To think: Spezza was healthy-scratched on Opening Night against Ottawa because former coach Mike Babcock believed he wasn’t really interested in being a fourth-liner. As Toronto’s roller-coaster season rolled, Spezza was at risk of being waived due to a salary-cap crunch.
Yet well-spaced forward injuries kept his dream on life support, and a coaching change secured more ice time. As Keefe has tinkered with his fourth unit in this series, benching Frederik Gauthier and Pierre Engvall for games, Spezza’s presence has been steady, valued.

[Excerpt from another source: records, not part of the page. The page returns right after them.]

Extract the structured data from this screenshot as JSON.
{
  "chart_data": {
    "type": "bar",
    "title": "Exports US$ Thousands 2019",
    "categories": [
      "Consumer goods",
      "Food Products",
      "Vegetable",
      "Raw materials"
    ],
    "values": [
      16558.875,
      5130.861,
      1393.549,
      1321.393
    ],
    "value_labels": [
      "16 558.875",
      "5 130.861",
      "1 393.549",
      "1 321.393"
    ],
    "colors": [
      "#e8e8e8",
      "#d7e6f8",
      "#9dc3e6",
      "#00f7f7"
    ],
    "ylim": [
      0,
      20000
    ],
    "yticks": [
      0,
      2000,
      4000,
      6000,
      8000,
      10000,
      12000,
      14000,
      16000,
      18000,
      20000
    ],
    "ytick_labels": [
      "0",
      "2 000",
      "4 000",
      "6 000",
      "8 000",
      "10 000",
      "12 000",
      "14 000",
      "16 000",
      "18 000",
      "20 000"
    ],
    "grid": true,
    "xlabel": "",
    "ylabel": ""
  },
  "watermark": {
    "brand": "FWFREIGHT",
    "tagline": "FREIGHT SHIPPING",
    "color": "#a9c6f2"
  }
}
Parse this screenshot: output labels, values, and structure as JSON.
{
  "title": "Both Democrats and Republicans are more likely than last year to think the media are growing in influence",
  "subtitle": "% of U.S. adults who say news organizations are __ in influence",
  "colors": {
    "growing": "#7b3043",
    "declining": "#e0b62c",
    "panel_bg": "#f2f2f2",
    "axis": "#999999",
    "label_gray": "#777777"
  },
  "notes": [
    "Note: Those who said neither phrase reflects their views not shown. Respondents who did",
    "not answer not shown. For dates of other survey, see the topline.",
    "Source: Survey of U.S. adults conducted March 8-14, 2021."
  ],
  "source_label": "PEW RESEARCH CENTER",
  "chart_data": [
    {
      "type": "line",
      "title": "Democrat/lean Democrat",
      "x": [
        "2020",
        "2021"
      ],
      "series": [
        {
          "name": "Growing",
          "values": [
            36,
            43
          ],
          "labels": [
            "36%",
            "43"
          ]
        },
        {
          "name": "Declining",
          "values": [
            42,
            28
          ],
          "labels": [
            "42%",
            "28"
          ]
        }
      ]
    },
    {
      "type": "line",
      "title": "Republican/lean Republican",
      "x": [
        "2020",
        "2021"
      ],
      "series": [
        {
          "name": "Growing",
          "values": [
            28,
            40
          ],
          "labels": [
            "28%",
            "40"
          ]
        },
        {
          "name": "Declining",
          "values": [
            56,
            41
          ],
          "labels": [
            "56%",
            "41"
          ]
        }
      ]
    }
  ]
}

Spezza has gone out of his way to chat with quiet 18-year-old Nick Robertson, closer to Sophia’s age than his, because he remembers what it’s like being an OHL phenom wedged into an NHL playoff roster and just yearning to belong. He’s ditched the suit and tried to embrace the Leafs’ fashion-forward game-day attire.
Now that he’s found a niche, he doesn’t want to crawl out.
“This is a time when experience really pays off. You can be calm in pressure-packed situations, and I’ve always had good playoff performances,” Spezza said. “This is kind of what you envision — being a piece of a good team and having to be a leader.”
What you don’t envision is three straight 6-on-5 goals, an overtime win and being on the fun side of an 0-3 comeback 21 hours after being on the wrong side of one.
“I’ve never been a part of anything like that,” said Spezza, 17 years deep. “With the firepower we have with these guys, the way they can put the puck in the net, we’re never out of it. There’s a great sense of belief in our group.”
Sophia, Nicola, Anna and Julia couldn’t be there Friday to press their faces to the glass and watch one of the most exhilarating wins of Dad’s career. But the good thing about the bubble? It’s see-through.
“They’ll be watching the games a little more eagerly because they know what has gone into it,” Spezza said.
“That’s what families are for – you lean on each other in difficult times.”